BJP and the soldier

The Prime Minister’s second Independence Day speech from the Red Fort was received differently in different quarters but there is one political constituency where it got a clear thumbs down. A day after shocking images emerged of police action on protesting ex-soldiers agitating for one-rank-one-pension (OROP) at Jantar Mantar in the Capital, defence veterans reacted emotionally to Narendra Modi’s admission that he had so far not been able to fulfil their demand. “No government has been able to fulfil it in the past,” Modi argued, while reiterating that he remained totally committed “in principle”, was hopeful of a just solution and “discussions are still going on”.

Senior veterans, many with tears in their eyes, crowded TV cameras at Jantar Mantar soon after the speech. As one ex-soldier said: “Why didn’t we get a time frame? Give us an implementation-deadline and we will call off the agitation immediately. We reject this assurance completely.”

At a time when the demand for OROP has become a test case and metaphor for the soldier’s place in modern India, the police action has further increased the distrust between the veterans and the government. Former Army chief VP Malik, who was earlier specially brought in to mediate in the OROP case but gave up in despair, told a TV channel that it “has complicated matters”.

For the BJP, this issue is a political hot potato. First, at stake is the PM’s personal credibility. Soon after being anointed the BJP’s prime ministerial candidate, Modi told an ex-servicemen rally that OROP would have been implemented if the Vajpayee government had been voted back to power in 2004. The PM also told troops in Siachen last October, “it was in my destiny that it (OROP) has been fulfilled.” Finance minister Arun Jaitely even allocated Rs 1,000 crore for OROP in his 2014-15 budget. Yet, 15 months after taking office, the promise remains just that.

The trust deficit is increasing. As defence analyst Brigadier (retd) V Mahalingam argues: “There is a possibility that OROP may be pushed to the 7th Planning Commission. We will not accept this.”

BJP spokesperson Aman Sinha has publicly argued that the government remains totally committed but is taking time because it is “putting in place a statutory framework for OROP”. Veterans point out that there is no need for one because the scheme has already been approved.
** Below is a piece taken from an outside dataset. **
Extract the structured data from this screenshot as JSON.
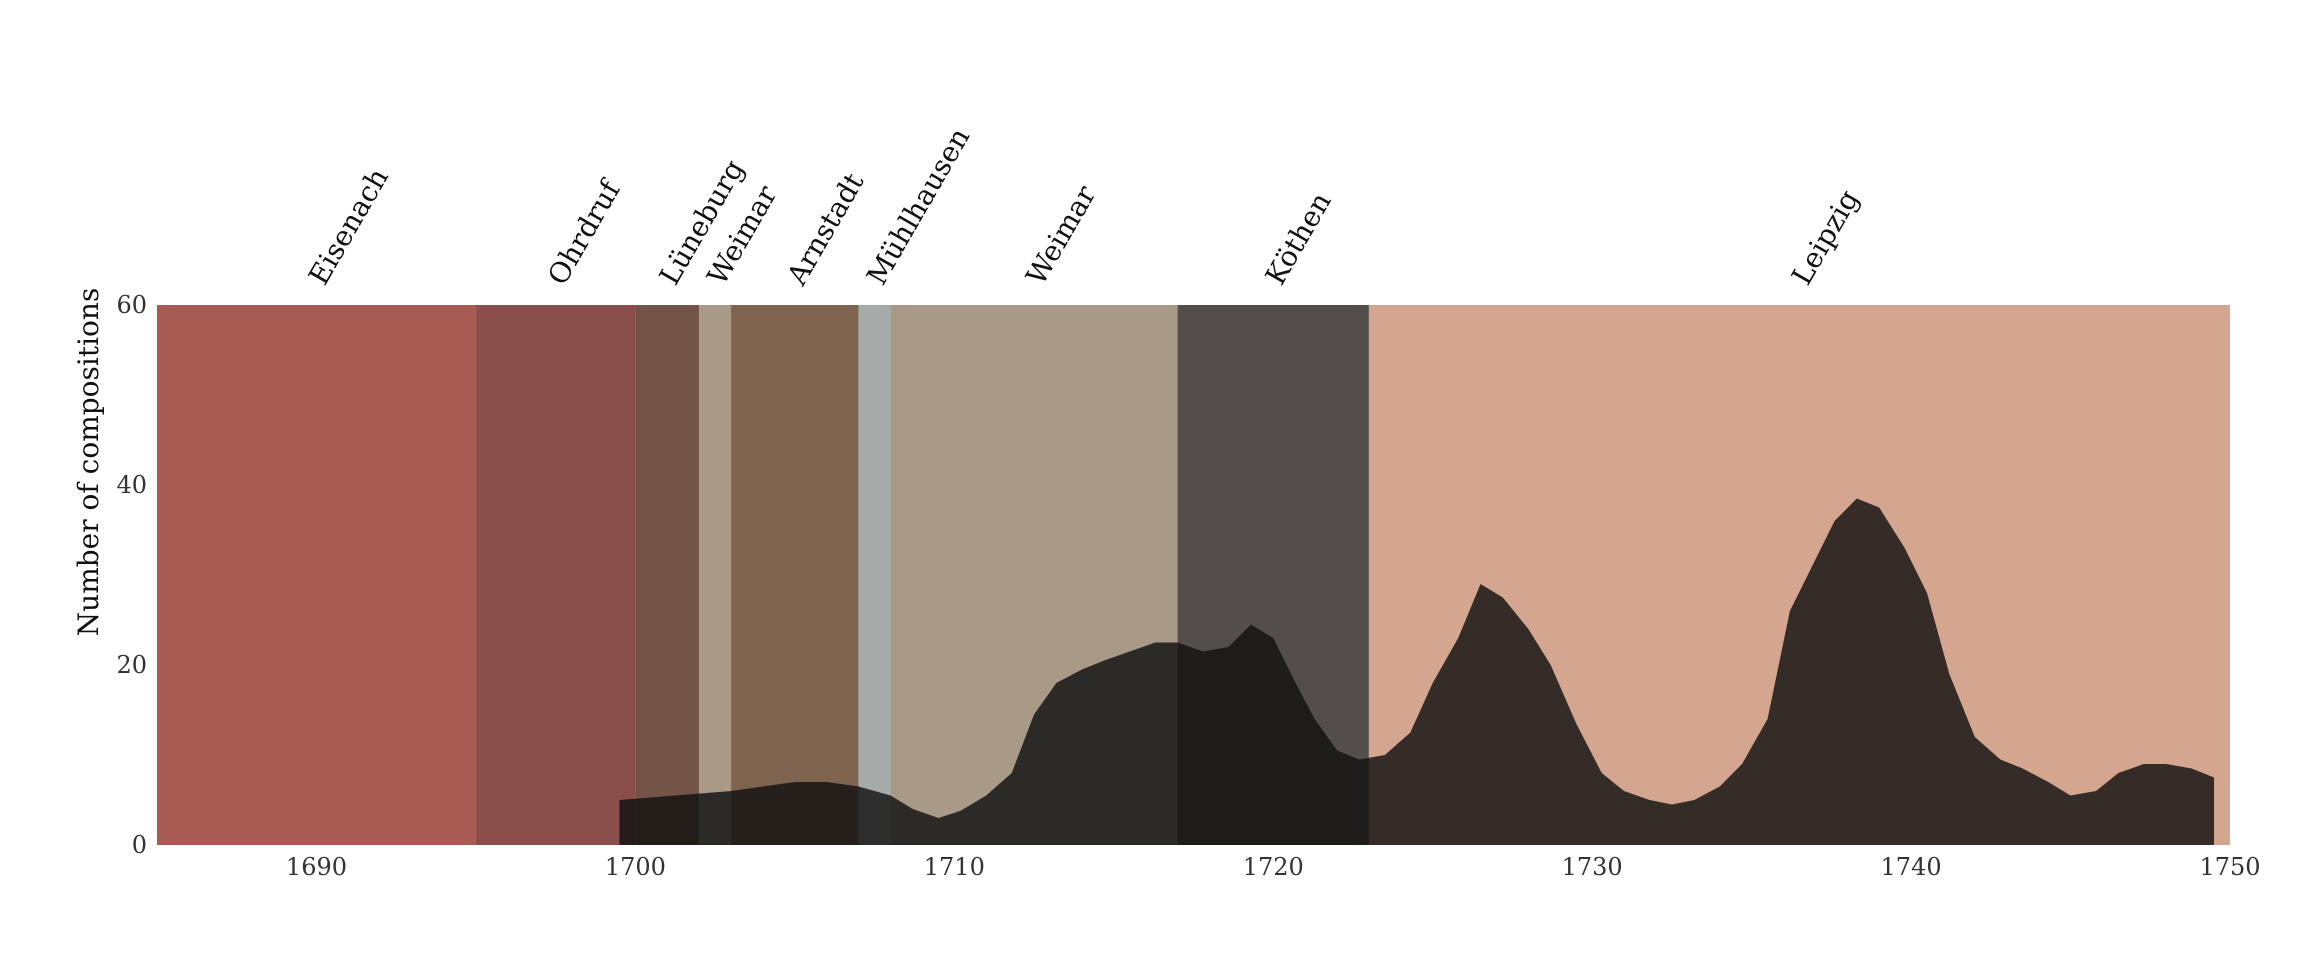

All that is required is allocation of money from the Rs 2,27,000 crore annual defence budget.

Second, for the BJP which has always prided itself on its emphasis on national security – it has drawn notable party recruits from the top echelons of the armed forces since the 1990s – being targeted by defence veterans is embarrassing. Earlier this week, during a TV debate on OROP, BJP spokesperson Sambit Patra attempted to calm tempers by telling former navy chief Admiral Arun Prakash that he was “only a party spokesperson” and “younger than his son”. Admiral Prakash’s response was laconic: “I request Mr Sambit Patra not to appear on television till a decision is taken on OROP. Full stop.”

Third, four former service chiefs have written to the President of India arguing that the “dismal spectacle” of veterans being driven to agitation “has the potential for inflicting long-term damage to India’s proud and apolitical military ethos”. Today’s soldiers are tomorrow’s veterans and many serving officers are already donating to the agitation. The ex-chiefs point out that “recent developments have not only triggered a process of politicization of the Indian military, but also served to inflict grave damage on its morale and self-esteem”.

There are 12 lakh veteran families in India and several ex-servicemen groups have announced that if OROP is not implemented they would campaign in the Bihar election. Even as Congress vice president Rahul Gandhi was booed by protesting veterans on Friday, several appeared on TV to ask why ex-army officers in the government like Gen VK Singh and Col Rajyavardhan Rathore had not resigned. The anger is fast taking a political edge.

At the heart of the debate is the question of how the government interprets OROP. As finance minister Arun Jaitely has argued, the problem is that “only the arithmetical translation of the principle because several interpretations are being given which are being worked out”. Veterans insist there is only one interpretation: OROP should be given at 2014 salary rates. As Brig Mahalingam says: “We want OROP in full. Nothing less and nothing else.”